Lan Chaplin, a marketing professor at Villanova University specializing in the consumer habits of children and teenagers, also voiced her concerns on the matter.

“If ads are going to be placed on school buses, then parents and educators need to find ways to teach these kids about what the ads really mean and what they’re trying to do,” Chaplin said.

“At a young age they think it’s just like a show — entertainment,” she said. “Then, as they grow older, they start understanding that they’re telling me, ‘That’s a product that I can buy.’ But they don’t understand that the ads could possibly be lying to them.”

What impact these ads could have on the actual day-to-day education process is not known.

But Dave Davare of the Pennsylvania School Boards Association downplays the idea that there could be much effect.

“We don’t expect that it will be any more distracting than the vending machines that have been in district buildings for a number of years,” Davare explained. “It’s like anything else, if it’s done in an age-appropriate manner and if it’s done outside of the classroom, we wouldn’t expect any adverse impact.”

Real worry is cuts to education funds

The real effects, says Davare, will come from the other consequences of minimized education spending — namely, the reduction of after-school programs, elimination of arts and music programs, as well as increases in class sizes, especially at the elementary level.

In addition to reducing services, schools have also begun to tap into their students’ wallets to cover their costs by charging fees for everything from participating in extra-curricular activities to parking on school property.

The Pennsylvania State Educators Association estimates that education funding in the state fell by $860 million from 2010 to 2011. During that period at Parkland, the PSEA estimates a $1.2 million reduction.

But Superintendent Sniscak says that this figure doesn’t even begin to tell the story of his district’s financial woes. He claims that they’ve lost an additional $5 million over the last few years because many of the businesses in his region have succeeded in negotiating lower commercial tax rates — money that used to be funneled into the school district.

In the face of all this, among other cuts, Sniscak had to fire 60 staffers in 2011. And he expects another round of layoffs this year.

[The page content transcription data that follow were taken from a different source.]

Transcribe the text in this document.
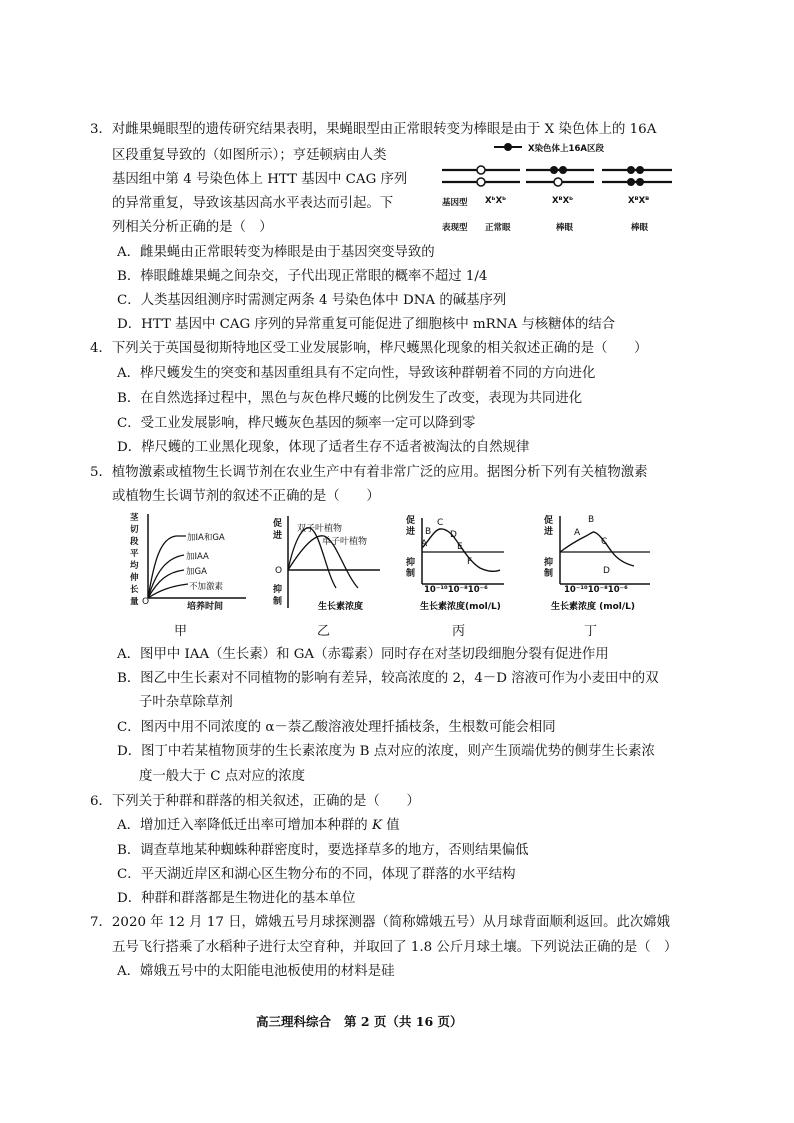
3．对雌果蝇眼型的遗传研究结果表明，果蝇眼型由正常眼转变为棒眼是由于 X 染色体上的 16A
区段重复导致的（如图所示）；亨廷顿病由人类
基因组中第 4 号染色体上 HTT 基因中 CAG 序列
的异常重复，导致该基因高水平表达而引起。下
列相关分析正确的是（　）
X染色体上16A区段
基因型 XᵇXᵇ	XᴮXᵇ	XᴮXᴮ
表现型 正常眼	棒眼	棒眼
A．雌果蝇由正常眼转变为棒眼是由于基因突变导致的
B．棒眼雌雄果蝇之间杂交，子代出现正常眼的概率不超过 1/4
C．人类基因组测序时需测定两条 4 号染色体中 DNA 的碱基序列
D．HTT 基因中 CAG 序列的异常重复可能促进了细胞核中 mRNA 与核糖体的结合
4．下列关于英国曼彻斯特地区受工业发展影响，桦尺蠖黑化现象的相关叙述正确的是（　　）
A．桦尺蠖发生的突变和基因重组具有不定向性，导致该种群朝着不同的方向进化
B．在自然选择过程中，黑色与灰色桦尺蠖的比例发生了改变，表现为共同进化
C．受工业发展影响，桦尺蠖灰色基因的频率一定可以降到零
D．桦尺蠖的工业黑化现象，体现了适者生存不适者被淘汰的自然规律
5．植物激素或植物生长调节剂在农业生产中有着非常广泛的应用。据图分析下列有关植物激素
或植物生长调节剂的叙述不正确的是（　　）
茎切段平均伸长量
加IA和GA
加IAA
加GA
不加激素
O	培养时间
甲
促进
O
抑制
双子叶植物
单子叶植物
生长素浓度
乙
促进
抑制
A
B
C
D
E
F
10⁻¹⁰10⁻⁸10⁻⁶
生长素浓度(mol/L)
丙
促进
抑制
A
B
C
D
10⁻¹⁰10⁻⁸10⁻⁶
生长素浓度 (mol/L)
丁
A．图甲中 IAA（生长素）和 GA（赤霉素）同时存在对茎切段细胞分裂有促进作用
B．图乙中生长素对不同植物的影响有差异，较高浓度的 2，4－D 溶液可作为小麦田中的双
子叶杂草除草剂
C．图丙中用不同浓度的 α－萘乙酸溶液处理扦插枝条，生根数可能会相同
D．图丁中若某植物顶芽的生长素浓度为 B 点对应的浓度，则产生顶端优势的侧芽生长素浓
度一般大于 C 点对应的浓度
6．下列关于种群和群落的相关叙述，正确的是（　　）
A．增加迁入率降低迁出率可增加本种群的 K 值
B．调查草地某种蜘蛛种群密度时，要选择草多的地方，否则结果偏低
C．平天湖近岸区和湖心区生物分布的不同，体现了群落的水平结构
D．种群和群落都是生物进化的基本单位
7．2020 年 12 月 17 日，嫦娥五号月球探测器（简称嫦娥五号）从月球背面顺利返回。此次嫦娥
五号飞行搭乘了水稻种子进行太空育种，并取回了 1.8 公斤月球土壤。下列说法正确的是（　）
A．嫦娥五号中的太阳能电池板使用的材料是硅
高三理科综合 第 2 页（共 16 页）
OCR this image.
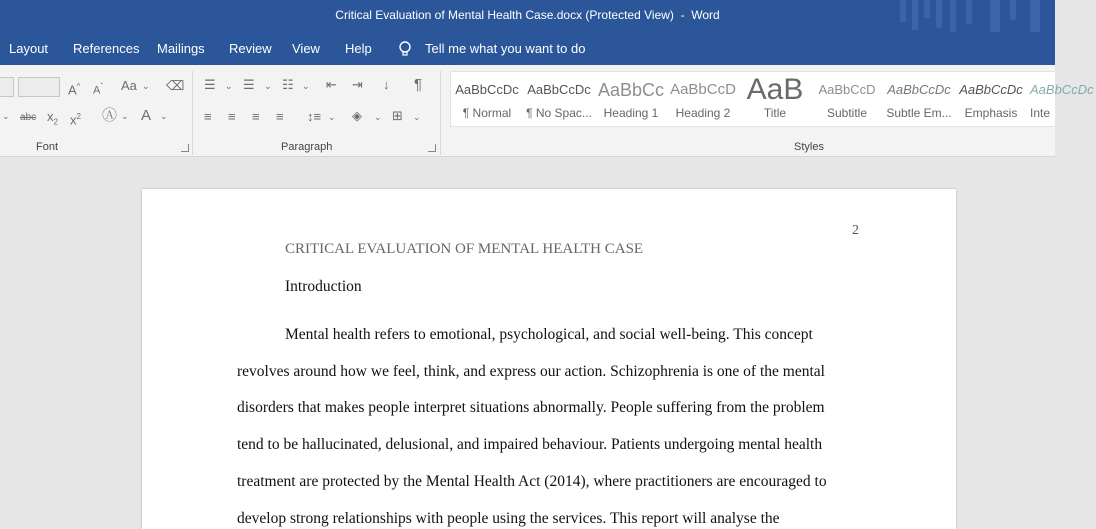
Critical Evaluation of Mental Health Case.docx (Protected View)  -  Word
Layout References Mailings Review View Help	Tell me what you want to do
A^ $A^ˇ$ Aa ⌄ ⌫
⌄ abc $x_2$ $x^2$ Ⓐ ⌄ A ⌄
Font
☰ ⌄ ☰ ⌄ ☷ ⌄ ⇤ ⇥ ↓ ¶
≡ ≡ ≡ ≡ ↕≡ ⌄ ◈ ⌄ ⊞ ⌄
Paragraph
AaBbCcDc
¶ Normal
AaBbCcDc
¶ No Spac...
AaBbCc
Heading 1
AaBbCcD
Heading 2
AaB
Title
AaBbCcD
Subtitle
AaBbCcDc
Subtle Em...
AaBbCcDc
Emphasis
AaBbCcDc
Inte
Styles
2
CRITICAL EVALUATION OF MENTAL HEALTH CASE
Introduction
Mental health refers to emotional, psychological, and social well-being. This concept
revolves around how we feel, think, and express our action. Schizophrenia is one of the mental
disorders that makes people interpret situations abnormally. People suffering from the problem
tend to be hallucinated, delusional, and impaired behaviour. Patients undergoing mental health
treatment are protected by the Mental Health Act (2014), where practitioners are encouraged to
develop strong relationships with people using the services. This report will analyse the
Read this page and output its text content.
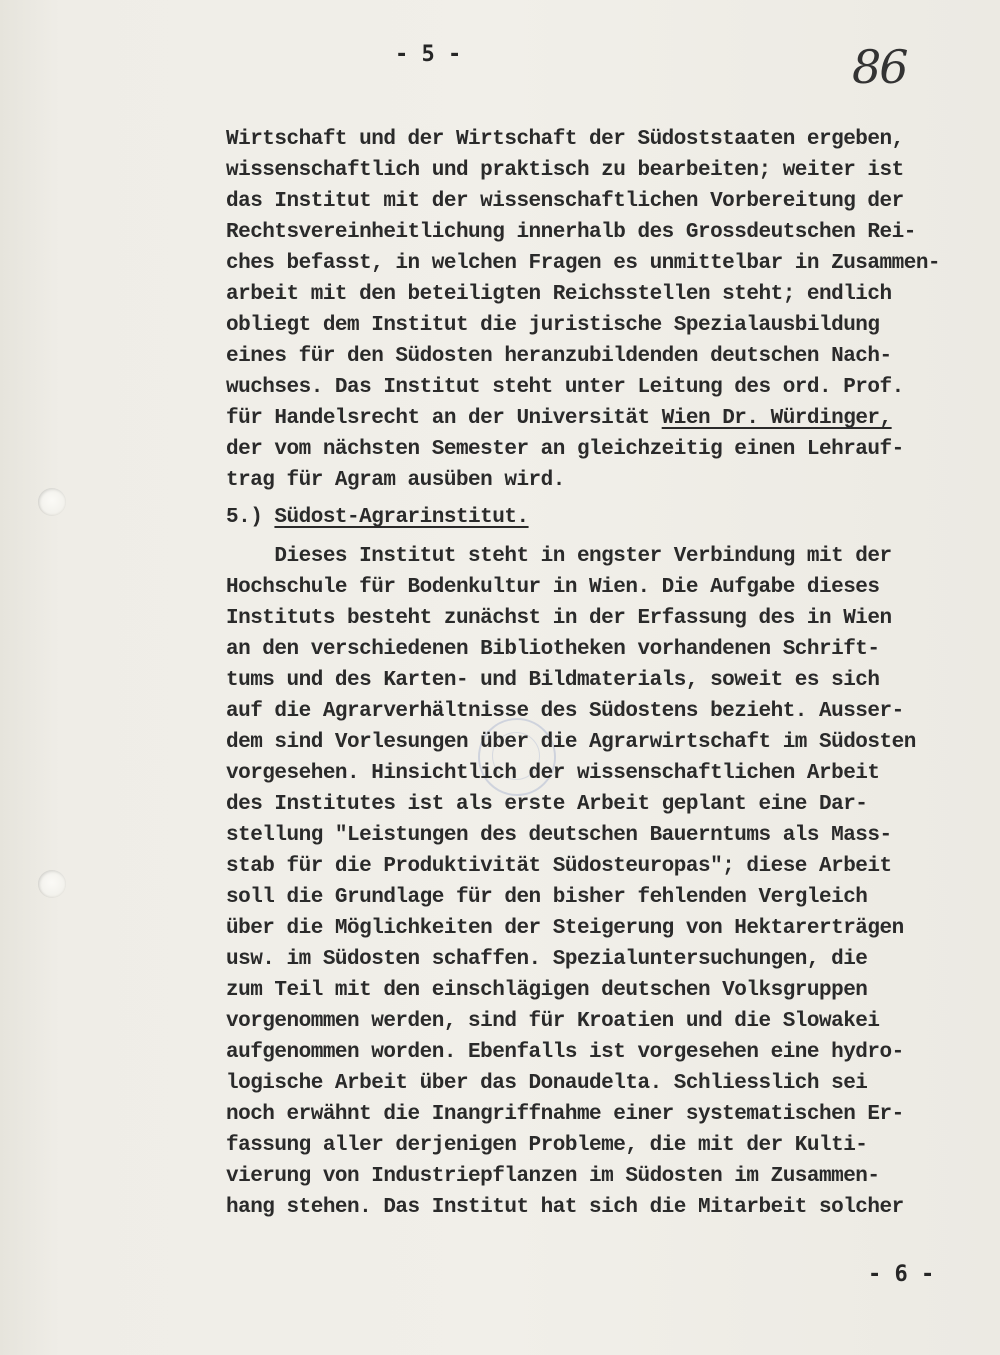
- 5 -	86
Wirtschaft und der Wirtschaft der Südoststaaten ergeben,
wissenschaftlich und praktisch zu bearbeiten; weiter ist
das Institut mit der wissenschaftlichen Vorbereitung der
Rechtsvereinheitlichung innerhalb des Grossdeutschen Rei-
ches befasst, in welchen Fragen es unmittelbar in Zusammen-
arbeit mit den beteiligten Reichsstellen steht; endlich
obliegt dem Institut die juristische Spezialausbildung
eines für den Südosten heranzubildenden deutschen Nach-
wuchses. Das Institut steht unter Leitung des ord. Prof.
für Handelsrecht an der Universität Wien Dr. Würdinger,
der vom nächsten Semester an gleichzeitig einen Lehrauf-
trag für Agram ausüben wird.
5.) Südost-Agrarinstitut.
Dieses Institut steht in engster Verbindung mit der
Hochschule für Bodenkultur in Wien. Die Aufgabe dieses
Instituts besteht zunächst in der Erfassung des in Wien
an den verschiedenen Bibliotheken vorhandenen Schrift-
tums und des Karten- und Bildmaterials, soweit es sich
auf die Agrarverhältnisse des Südostens bezieht. Ausser-
dem sind Vorlesungen über die Agrarwirtschaft im Südosten
vorgesehen. Hinsichtlich der wissenschaftlichen Arbeit
des Institutes ist als erste Arbeit geplant eine Dar-
stellung "Leistungen des deutschen Bauerntums als Mass-
stab für die Produktivität Südosteuropas"; diese Arbeit
soll die Grundlage für den bisher fehlenden Vergleich
über die Möglichkeiten der Steigerung von Hektarerträgen
usw. im Südosten schaffen. Spezialuntersuchungen, die
zum Teil mit den einschlägigen deutschen Volksgruppen
vorgenommen werden, sind für Kroatien und die Slowakei
aufgenommen worden. Ebenfalls ist vorgesehen eine hydro-
logische Arbeit über das Donaudelta. Schliesslich sei
noch erwähnt die Inangriffnahme einer systematischen Er-
fassung aller derjenigen Probleme, die mit der Kulti-
vierung von Industriepflanzen im Südosten im Zusammen-
hang stehen. Das Institut hat sich die Mitarbeit solcher
- 6 -
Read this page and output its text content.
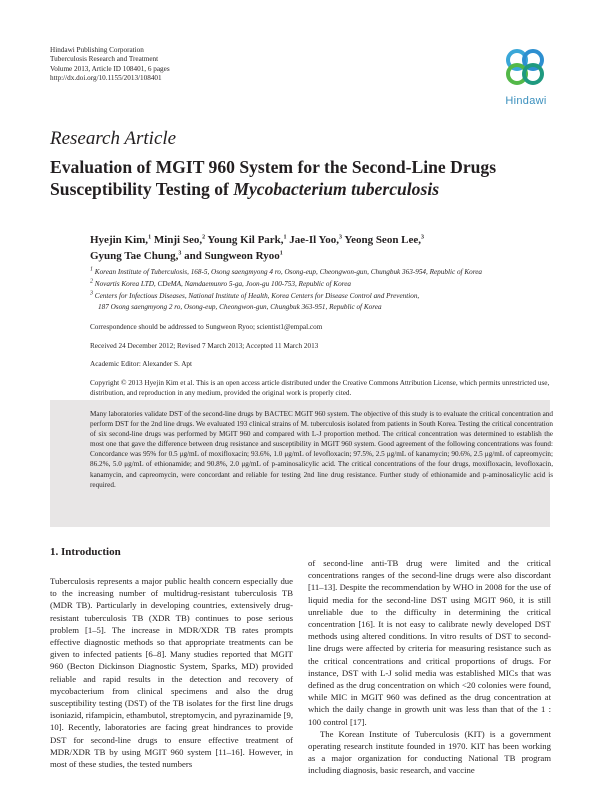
Hindawi Publishing Corporation
Tuberculosis Research and Treatment
Volume 2013, Article ID 108401, 6 pages
http://dx.doi.org/10.1155/2013/108401
Hindawi
Research Article
Evaluation of MGIT 960 System for the Second-Line Drugs
Susceptibility Testing of Mycobacterium tuberculosis
Hyejin Kim,$^1$ Minji Seo,$^2$ Young Kil Park,$^1$ Jae-Il Yoo,$^3$ Yeong Seon Lee,$^3$
Gyung Tae Chung,$^3$ and Sungweon Ryoo$^1$
$^1$ Korean Institute of Tuberculosis, 168-5, Osong saengmyong 4 ro, Osong-eup, Cheongwon-gun, Chungbuk 363-954, Republic of Korea
$^2$ Novartis Korea LTD, CDeMA, Namdaemunro 5-ga, Joon-gu 100-753, Republic of Korea
$^3$ Centers for Infectious Diseases, National Institute of Health, Korea Centers for Disease Control and Prevention,
187 Osong saengmyong 2 ro, Osong-eup, Cheongwon-gun, Chungbuk 363-951, Republic of Korea
Correspondence should be addressed to Sungweon Ryoo; scientist1@empal.com
Received 24 December 2012; Revised 7 March 2013; Accepted 11 March 2013
Academic Editor: Alexander S. Apt
Copyright © 2013 Hyejin Kim et al. This is an open access article distributed under the Creative Commons Attribution License, which permits unrestricted use, distribution, and reproduction in any medium, provided the original work is properly cited.
Many laboratories validate DST of the second-line drugs by BACTEC MGIT 960 system. The objective of this study is to evaluate the critical concentration and perform DST for the 2nd line drugs. We evaluated 193 clinical strains of M. tuberculosis isolated from patients in South Korea. Testing the critical concentration of six second-line drugs was performed by MGIT 960 and compared with L-J proportion method. The critical concentration was determined to establish the most one that gave the difference between drug resistance and susceptibility in MGIT 960 system. Good agreement of the following concentrations was found: Concordance was 95% for 0.5 μg/mL of moxifloxacin; 93.6%, 1.0 μg/mL of levofloxacin; 97.5%, 2.5 μg/mL of kanamycin; 90.6%, 2.5 μg/mL of capreomycin; 86.2%, 5.0 μg/mL of ethionamide; and 90.8%, 2.0 μg/mL of p-aminosalicylic acid. The critical concentrations of the four drugs, moxifloxacin, levofloxacin, kanamycin, and capreomycin, were concordant and reliable for testing 2nd line drug resistance. Further study of ethionamide and p-aminosalicylic acid is required.
1. Introduction

Tuberculosis represents a major public health concern especially due to the increasing number of multidrug-resistant tuberculosis TB (MDR TB). Particularly in developing countries, extensively drug-resistant tuberculosis TB (XDR TB) continues to pose serious problem [1–5]. The increase in MDR/XDR TB rates prompts effective diagnostic methods so that appropriate treatments can be given to infected patients [6–8]. Many studies reported that MGIT 960 (Becton Dickinson Diagnostic System, Sparks, MD) provided reliable and rapid results in the detection and recovery of mycobacterium from clinical specimens and also the drug susceptibility testing (DST) of the TB isolates for the first line drugs isoniazid, rifampicin, ethambutol, streptomycin, and pyrazinamide [9, 10]. Recently, laboratories are facing great hindrances to provide DST for second-line drugs to ensure effective treatment of MDR/XDR TB by using MGIT 960 system [11–16]. However, in most of these studies, the tested numbers

of second-line anti-TB drug were limited and the critical concentrations ranges of the second-line drugs were also discordant [11–13]. Despite the recommendation by WHO in 2008 for the use of liquid media for the second-line DST using MGIT 960, it is still unreliable due to the difficulty in determining the critical concentration [16]. It is not easy to calibrate newly developed DST methods using altered conditions. In vitro results of DST to second-line drugs were affected by criteria for measuring resistance such as the critical concentrations and critical proportions of drugs. For instance, DST with L-J solid media was established MICs that was defined as the drug concentration on which <20 colonies were found, while MIC in MGIT 960 was defined as the drug concentration at which the daily change in growth unit was less than that of the 1 : 100 control [17].

The Korean Institute of Tuberculosis (KIT) is a government operating research institute founded in 1970. KIT has been working as a major organization for conducting National TB program including diagnosis, basic research, and vaccine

Despite the abhorrent budget realities in the state, critics point to the other 43 other states that aren’t advertising on their school buses and suggest that there are other ways to generate funds.

Although Parkland is Pennsylvania’s first case of advertising in buses, the phenomenon has been taking place inside of many of the state’s schools for years now. Bucks County’s Pennsbury School District caused a stir last year by branding ads on their schools’ walls, floors, lockers and cafeteria tables.

With the way the state’s budgets have been laid out, as Sniscak says, times have changed.

“We’re in a different environment right now in terms of public education,” he said.

In that environment, at least when it comes to school advertising, Hamlet’s question seems to be becoming less and less relevant. Unless schools are willing to make cuts elsewhere, it simply has to be.